Thanks @yichechang for reporting your issue. Retesting with the original sample dataset and it appears as though the original exception was resolved with the Bio-Formats 6.9.0 release. So any version from 6.9.0 onwards should run without exception. If your commands line tools are an older version it would be worth downloading the latest release (https://www.openmicroscopy.org/bio-formats/downloads/) and retesting:
Thanks @dgault for the info and sorry for my delayed reply!

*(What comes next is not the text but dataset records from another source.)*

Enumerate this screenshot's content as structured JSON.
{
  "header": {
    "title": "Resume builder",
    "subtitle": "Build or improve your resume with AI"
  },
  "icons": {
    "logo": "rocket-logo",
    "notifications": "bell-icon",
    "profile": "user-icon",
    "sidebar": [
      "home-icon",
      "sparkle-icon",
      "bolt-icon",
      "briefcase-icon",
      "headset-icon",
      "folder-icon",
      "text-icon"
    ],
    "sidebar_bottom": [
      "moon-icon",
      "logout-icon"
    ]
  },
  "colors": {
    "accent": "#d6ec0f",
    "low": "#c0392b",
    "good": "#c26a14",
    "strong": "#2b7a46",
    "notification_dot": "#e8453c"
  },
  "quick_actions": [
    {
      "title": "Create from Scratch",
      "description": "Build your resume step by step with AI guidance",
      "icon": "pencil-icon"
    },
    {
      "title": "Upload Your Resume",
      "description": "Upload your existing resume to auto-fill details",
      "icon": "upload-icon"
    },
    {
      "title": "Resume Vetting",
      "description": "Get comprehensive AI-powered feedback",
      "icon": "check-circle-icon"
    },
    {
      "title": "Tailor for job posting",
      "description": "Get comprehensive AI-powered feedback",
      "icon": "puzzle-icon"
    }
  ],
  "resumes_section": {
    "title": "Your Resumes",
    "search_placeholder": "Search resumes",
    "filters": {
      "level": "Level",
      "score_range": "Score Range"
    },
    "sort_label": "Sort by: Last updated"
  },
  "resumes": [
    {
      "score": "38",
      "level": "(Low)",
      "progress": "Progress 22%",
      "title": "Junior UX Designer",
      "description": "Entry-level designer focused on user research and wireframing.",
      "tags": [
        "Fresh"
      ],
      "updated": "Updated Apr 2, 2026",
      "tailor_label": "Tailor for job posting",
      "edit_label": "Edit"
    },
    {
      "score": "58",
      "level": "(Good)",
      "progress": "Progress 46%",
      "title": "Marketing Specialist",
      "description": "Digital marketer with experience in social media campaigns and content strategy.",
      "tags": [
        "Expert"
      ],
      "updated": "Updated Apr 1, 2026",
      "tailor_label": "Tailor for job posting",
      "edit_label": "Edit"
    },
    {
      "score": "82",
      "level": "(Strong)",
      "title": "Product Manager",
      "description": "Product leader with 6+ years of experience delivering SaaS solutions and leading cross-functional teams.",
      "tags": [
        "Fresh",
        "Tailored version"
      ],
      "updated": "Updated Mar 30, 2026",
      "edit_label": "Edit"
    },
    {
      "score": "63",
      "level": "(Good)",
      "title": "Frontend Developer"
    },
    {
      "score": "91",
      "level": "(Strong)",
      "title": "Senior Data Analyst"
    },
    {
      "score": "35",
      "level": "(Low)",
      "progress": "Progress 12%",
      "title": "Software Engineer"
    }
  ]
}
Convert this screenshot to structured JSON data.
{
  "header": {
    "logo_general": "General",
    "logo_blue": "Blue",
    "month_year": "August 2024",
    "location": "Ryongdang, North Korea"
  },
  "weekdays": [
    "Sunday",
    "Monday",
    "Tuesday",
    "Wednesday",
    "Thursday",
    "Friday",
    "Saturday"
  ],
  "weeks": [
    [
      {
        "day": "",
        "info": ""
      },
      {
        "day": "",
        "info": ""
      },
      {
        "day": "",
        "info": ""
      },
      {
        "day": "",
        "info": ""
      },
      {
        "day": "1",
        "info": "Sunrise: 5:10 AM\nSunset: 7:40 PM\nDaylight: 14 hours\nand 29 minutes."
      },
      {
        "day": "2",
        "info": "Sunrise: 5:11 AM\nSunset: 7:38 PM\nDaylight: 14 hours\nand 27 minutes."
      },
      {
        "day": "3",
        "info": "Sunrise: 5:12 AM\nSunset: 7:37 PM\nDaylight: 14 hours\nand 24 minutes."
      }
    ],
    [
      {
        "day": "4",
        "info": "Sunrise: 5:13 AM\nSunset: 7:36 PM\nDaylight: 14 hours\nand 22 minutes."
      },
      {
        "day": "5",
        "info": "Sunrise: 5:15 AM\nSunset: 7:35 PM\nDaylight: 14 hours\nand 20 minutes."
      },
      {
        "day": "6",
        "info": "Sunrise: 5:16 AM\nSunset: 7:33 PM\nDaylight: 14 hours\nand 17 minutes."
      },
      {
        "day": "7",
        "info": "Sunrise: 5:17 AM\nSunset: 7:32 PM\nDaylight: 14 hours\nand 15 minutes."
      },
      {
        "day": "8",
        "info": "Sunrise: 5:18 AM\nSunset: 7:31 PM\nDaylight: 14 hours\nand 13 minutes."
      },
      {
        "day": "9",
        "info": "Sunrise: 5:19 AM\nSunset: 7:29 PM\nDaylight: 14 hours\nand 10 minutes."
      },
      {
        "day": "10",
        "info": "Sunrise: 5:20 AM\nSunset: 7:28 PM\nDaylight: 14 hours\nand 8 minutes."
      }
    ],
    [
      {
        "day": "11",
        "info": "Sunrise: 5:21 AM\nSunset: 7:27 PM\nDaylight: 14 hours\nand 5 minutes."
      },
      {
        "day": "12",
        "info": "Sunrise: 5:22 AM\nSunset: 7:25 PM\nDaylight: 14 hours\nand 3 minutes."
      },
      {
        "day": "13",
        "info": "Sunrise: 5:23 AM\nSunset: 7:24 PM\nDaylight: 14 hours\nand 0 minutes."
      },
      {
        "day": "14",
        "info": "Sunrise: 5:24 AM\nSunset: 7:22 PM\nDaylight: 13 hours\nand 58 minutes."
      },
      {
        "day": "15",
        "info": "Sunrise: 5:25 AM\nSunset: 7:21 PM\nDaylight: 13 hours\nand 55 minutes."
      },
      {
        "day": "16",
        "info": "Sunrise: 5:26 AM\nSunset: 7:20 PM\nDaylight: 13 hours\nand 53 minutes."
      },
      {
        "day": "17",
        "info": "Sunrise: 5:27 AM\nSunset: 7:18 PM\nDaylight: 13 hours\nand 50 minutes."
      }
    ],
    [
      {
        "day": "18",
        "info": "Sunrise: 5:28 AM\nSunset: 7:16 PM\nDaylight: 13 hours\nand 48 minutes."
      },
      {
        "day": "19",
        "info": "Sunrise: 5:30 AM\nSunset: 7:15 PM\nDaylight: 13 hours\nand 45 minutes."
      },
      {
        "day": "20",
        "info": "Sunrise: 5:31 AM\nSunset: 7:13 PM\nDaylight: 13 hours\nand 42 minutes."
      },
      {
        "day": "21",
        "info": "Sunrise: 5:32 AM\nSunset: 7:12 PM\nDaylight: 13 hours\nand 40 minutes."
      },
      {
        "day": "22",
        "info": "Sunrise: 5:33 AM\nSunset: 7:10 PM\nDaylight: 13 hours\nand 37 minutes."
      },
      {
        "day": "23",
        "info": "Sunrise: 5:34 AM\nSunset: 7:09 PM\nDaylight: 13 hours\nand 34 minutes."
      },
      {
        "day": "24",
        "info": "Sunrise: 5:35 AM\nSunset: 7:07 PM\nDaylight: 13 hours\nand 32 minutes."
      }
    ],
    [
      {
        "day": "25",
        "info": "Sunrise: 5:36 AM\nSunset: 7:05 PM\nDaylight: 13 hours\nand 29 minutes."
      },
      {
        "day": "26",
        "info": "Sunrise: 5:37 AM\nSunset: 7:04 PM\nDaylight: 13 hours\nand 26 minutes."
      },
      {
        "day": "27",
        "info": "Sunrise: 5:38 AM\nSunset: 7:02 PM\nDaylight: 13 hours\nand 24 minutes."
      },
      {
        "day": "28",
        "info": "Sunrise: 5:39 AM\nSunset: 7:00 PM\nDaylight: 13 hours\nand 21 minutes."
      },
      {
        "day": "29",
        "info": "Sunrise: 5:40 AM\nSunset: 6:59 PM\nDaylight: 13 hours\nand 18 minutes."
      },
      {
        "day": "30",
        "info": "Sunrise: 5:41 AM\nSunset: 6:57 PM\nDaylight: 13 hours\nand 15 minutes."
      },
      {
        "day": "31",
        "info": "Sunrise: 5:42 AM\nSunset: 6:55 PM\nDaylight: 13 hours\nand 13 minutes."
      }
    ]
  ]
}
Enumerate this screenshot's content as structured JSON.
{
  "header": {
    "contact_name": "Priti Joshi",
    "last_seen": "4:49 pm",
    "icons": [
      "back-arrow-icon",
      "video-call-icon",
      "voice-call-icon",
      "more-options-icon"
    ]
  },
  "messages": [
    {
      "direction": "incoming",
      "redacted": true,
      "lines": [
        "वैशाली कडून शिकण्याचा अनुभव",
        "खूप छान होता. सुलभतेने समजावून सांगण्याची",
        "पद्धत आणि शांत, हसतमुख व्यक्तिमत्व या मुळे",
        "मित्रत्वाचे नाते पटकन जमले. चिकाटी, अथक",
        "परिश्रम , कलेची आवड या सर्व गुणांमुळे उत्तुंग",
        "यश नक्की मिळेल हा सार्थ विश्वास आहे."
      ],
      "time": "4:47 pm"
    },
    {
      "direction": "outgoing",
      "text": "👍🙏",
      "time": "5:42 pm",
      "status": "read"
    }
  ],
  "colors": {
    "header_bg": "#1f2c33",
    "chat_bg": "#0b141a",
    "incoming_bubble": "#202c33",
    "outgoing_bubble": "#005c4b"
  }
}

Indeed, after upgrading to the latest version of bftools I was able to run bfconvert
and showinf -nopix -omexml
on those once problematic files.
Slightly off-topic, but the underlying issue I originally faced was, CellProfiler (which uses bioformats reader) still throws errors for these files. I checked that they use bioformats_package.jar
with version 6.10.0
. I understand this is most likely something on CellProfiler's end, and beyond bioformats' scope, but I would just like to verify that before I post in CellProfiler's repository in case there's some detail that I wasn't aware of.
Thank you again! At least now I could use bfconvert to convert my nd2 files to tiff files before importing them into CellProfiler!
Edited for clarification regarding CellProfiler's part.
I'm fairly certain that it is the same bug in Bio-Formats and CellProfiler. Because I have some nd2 files that can be handled only with Bio-Formats >= 6.9.0 and not earlier. These files are also causing CellProfiler to throw errors when extracting metadata from file headers. Now I also have nd2 files produced from another microscope installed with a likely different version of Nikon software; and these files can be processed correctly with Bio-Formats (regardless of its version) and CellProfiler.
Thanks for the feedback @yichechang, glad to hear the upgrade worked. It does sound like the CellProfiler issue is likely the same bug, it may be worth reporting to the CellProfiler team to see if an older version of the jar is being picked up on the classpath perhaps.